Face à la multiplication des initiatives législatives et politiques qui fragilisent les droits et libertés, tant au Québec qu’à l’échelle internationale, cet événement propose une journée de réflexion et d’échanges sur les transformations contemporaines de l’État de droit et de la démocratie. En prenant appui sur le projet de constitution du gouvernement de la CAQ et sur d’autres initiatives récentes au Québec, l’événement vise à mieux comprendre la portée et les effets des réformes en cours et d’ouvrir la réflexion sur les conditions démocratiques nécessaires à la définition du vivre-ensemble.
La journée prendra la forme d’un échange structuré en trois grandes séances thématiques.
1. La dévitalisation de l’État de droit : perspectives croisées sur un phénomène mondial
Cette première séance situera les débats québécois dans un contexte international marqué par un affaiblissement généralisé des mécanismes de protection des droits et de limitation du pouvoir politique.
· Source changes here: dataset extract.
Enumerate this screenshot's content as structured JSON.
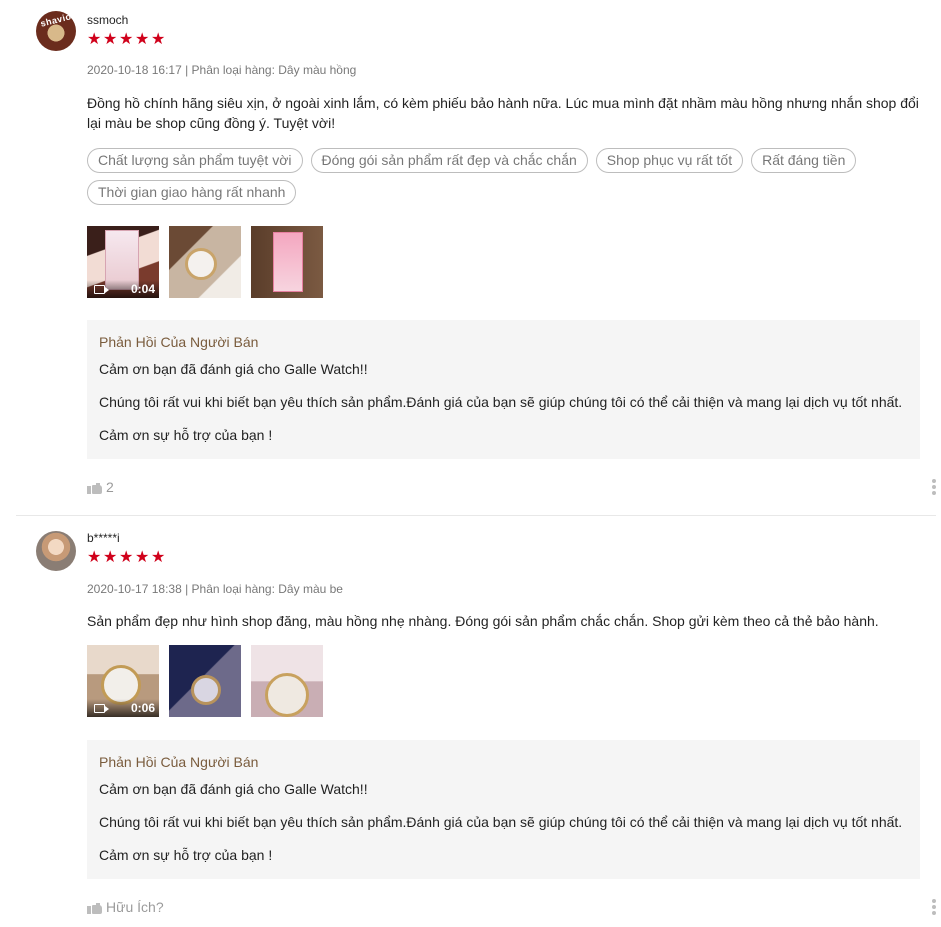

Les interventions porteront sur les transformations de l’État de droit, la normalisation des atteintes aux droits fondamentaux et les stratégies de contournement des contre-pouvoirs institutionnels. L’objectif est de mieux comprendre ce qui change, comment ces mutations s’opèrent et quelles en sont les conséquences pour les régimes démocratiques contemporains.
2. Droits et libertés sous tension : le PL1 et les initiatives législatives récentes
Cette séance se concentrera sur le contexte québécois. Elle analysera le projet de constitution du Québec (PL1) à la lumière d’un ensemble plus large de lois et de politiques publiques adoptées au cours des dernières années qui contribuent à redéfinir l’équilibre des pouvoirs et le régime de protection des droits et libertés au Québec. Seront par exemple abordées les lois touchant les droits syndicaux, la laïcité, la langue, l’égalité entre les femmes et les hommes, ainsi que la normalisation du recours à la disposition de dérogation.
3. Revaloriser la démocratie et l’État de droit : participation, inclusion et reconnaissance
La dernière séance ouvrira la réflexion sur les enjeux démocratiques que soulèvent les transformations en cours. Elle portera sur les conditions d’un processus constituant inclusif, bénéficiant d’une forte légitimité démocratique, de la conception de la communauté politique et du « nous » dans les initiatives gouvernementales récentes, ainsi que de l’importance de la co-construction avec les peuples autochtones dans la définition du vivre-ensemble au Québec.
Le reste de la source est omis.